Пейзаж с падением Икара - Алексей Поляринов
Шрифт:
Интервал:
Закладка:
— А какая именно?
— Что-что?
— Какая конфорка плохо работает?
— Да бох ее знает! Не помню, — открыл холодильник, прищурился от яркого света и сказал: — Пон-нятно, — закрыл и огляделся. — Эй, а где холодильник? — опять открыл дверцу, прищурился. — А, вот же он, — ткнул пальцем. — Это холодильник!
И продолжал абсурдную экскурсию — отправился в коридор, где снова скрылся в кладовке, — вообще, все его пути вели в кладовку. Бог знает, почему его туда тянуло. Наверно, искал там среди хлама свою утерянную память. Из кладовки он выходил с виноватым видом и говорил:
— Ничего не понимаю. Эта дверь раньше была здесь?
В сорок четвертый раз я «познакомился» с Олегом Фомичом и в сорок четвертый раз заселился в свою старую-новую квартиру. Причем хозяина как всегда нисколько не смутило, что у «нового» постояльца есть ключ от нее, и что вещи все уже на месте.
Обычно причуды Олега Фомича нравились мне, — или, вернее сказать: забавляли меня. «Как это должно быть интересно — всегда жить в сегодняшнем дне, когда все в новинку». Но сейчас, вновь выслушав инструкции склеротика, я едва удержался, чтобы не влепить ему пощечину.
Помню, зайдя в ванную, я прополоскал рот раствором соды (тщетно пытаясь задавить зубную боль), потом долго рассматривал себя в зеркале; выпятил подбородок, провел пальцами по горлу, ощущая щетинистую шершавость. Бритье всегда успокаивало меня, и сейчас, открыв горячий кран, я стал споласкивать скулы. Вода обжигала ладони, но не лицо. Крем для бритья плохо пенился, пришлось взбивать его помазком в эмалированной кастрюле, как гоголь-моголь. Развлекаясь, я соорудил из пены снежно-белую бороду, нацепил на голову красное с белой оборкой махровое полотенце и долго кривлялся, приговаривая «О-хо-хо! Я подарки вам принес», похлопывая себя по животу и жалея, что под рукой нет ни мешка, ни елки, ни снегурки. Но даже дурачества перед зеркалом, обыкновенно очень веселившие, теперь не помогали. Моя бритва похожа на скальпель хирурга — я никогда не пользуюсь безопасными игрушками от «Жиллет» — по-моему, главное очарование бритья заключено как раз в возможности случайно перерезать себе глотку; иначе — это просто скучно до безумия.
— Вы слышите меня? — раздался голос за спиной.

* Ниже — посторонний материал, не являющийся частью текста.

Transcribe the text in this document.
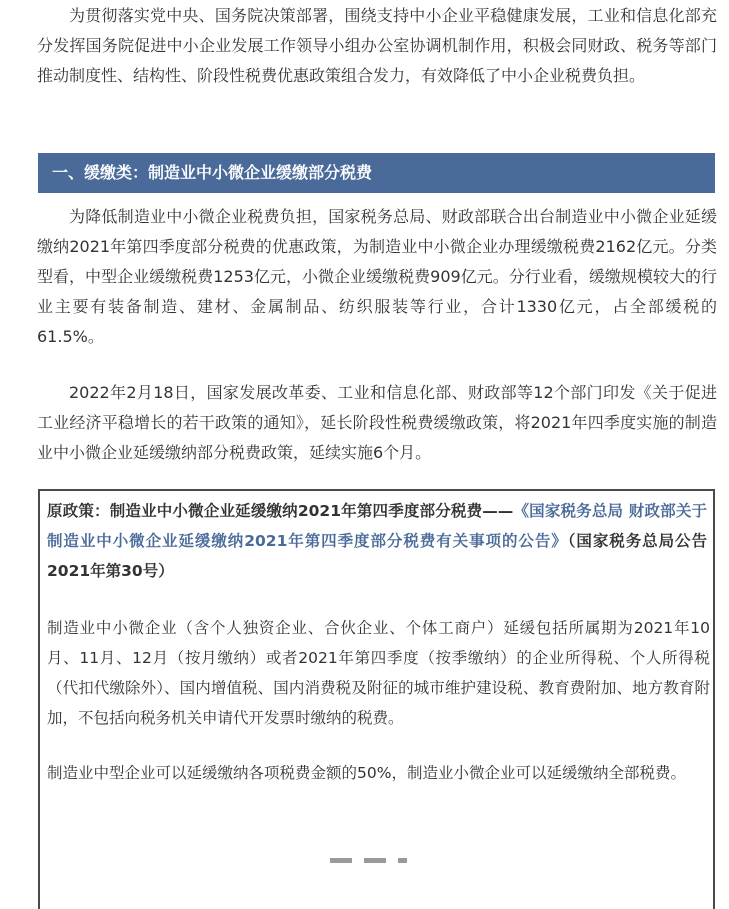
为贯彻落实党中央、国务院决策部署，围绕支持中小企业平稳健康发展，工业和信息化部充分发挥国务院促进中小企业发展工作领导小组办公室协调机制作用，积极会同财政、税务等部门推动制度性、结构性、阶段性税费优惠政策组合发力，有效降低了中小企业税费负担。

一、缓缴类：制造业中小微企业缓缴部分税费

为降低制造业中小微企业税费负担，国家税务总局、财政部联合出台制造业中小微企业延缓缴纳2021年第四季度部分税费的优惠政策，为制造业中小微企业办理缓缴税费2162亿元。分类型看，中型企业缓缴税费1253亿元，小微企业缓缴税费909亿元。分行业看，缓缴规模较大的行业主要有装备制造、建材、金属制品、纺织服装等行业，合计1330亿元，占全部缓税的61.5%。

2022年2月18日，国家发展改革委、工业和信息化部、财政部等12个部门印发《关于促进工业经济平稳增长的若干政策的通知》，延长阶段性税费缓缴政策，将2021年四季度实施的制造业中小微企业延缓缴纳部分税费政策，延续实施6个月。

原政策：制造业中小微企业延缓缴纳2021年第四季度部分税费——《国家税务总局 财政部关于制造业中小微企业延缓缴纳2021年第四季度部分税费有关事项的公告》（国家税务总局公告2021年第30号）

制造业中小微企业（含个人独资企业、合伙企业、个体工商户）延缓包括所属期为2021年10月、11月、12月（按月缴纳）或者2021年第四季度（按季缴纳）的企业所得税、个人所得税（代扣代缴除外）、国内增值税、国内消费税及附征的城市维护建设税、教育费附加、地方教育附加，不包括向税务机关申请代开发票时缴纳的税费。

制造业中型企业可以延缓缴纳各项税费金额的50%，制造业小微企业可以延缓缴纳全部税费。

Я подскочил и обернулся. Стоявшая в дверном проеме старуха отшатнулась, сжав швабру руками, моргая испуганно.
— Стучать же надо, — буркнул я.
— Я стучала, право-слово, но вы как будто… напевали что-то про парфюм.
— Нет, нет, я просто задумался, — я ощутил дикий стыд, словно меня застали за чем-то неприличным. — А вы?..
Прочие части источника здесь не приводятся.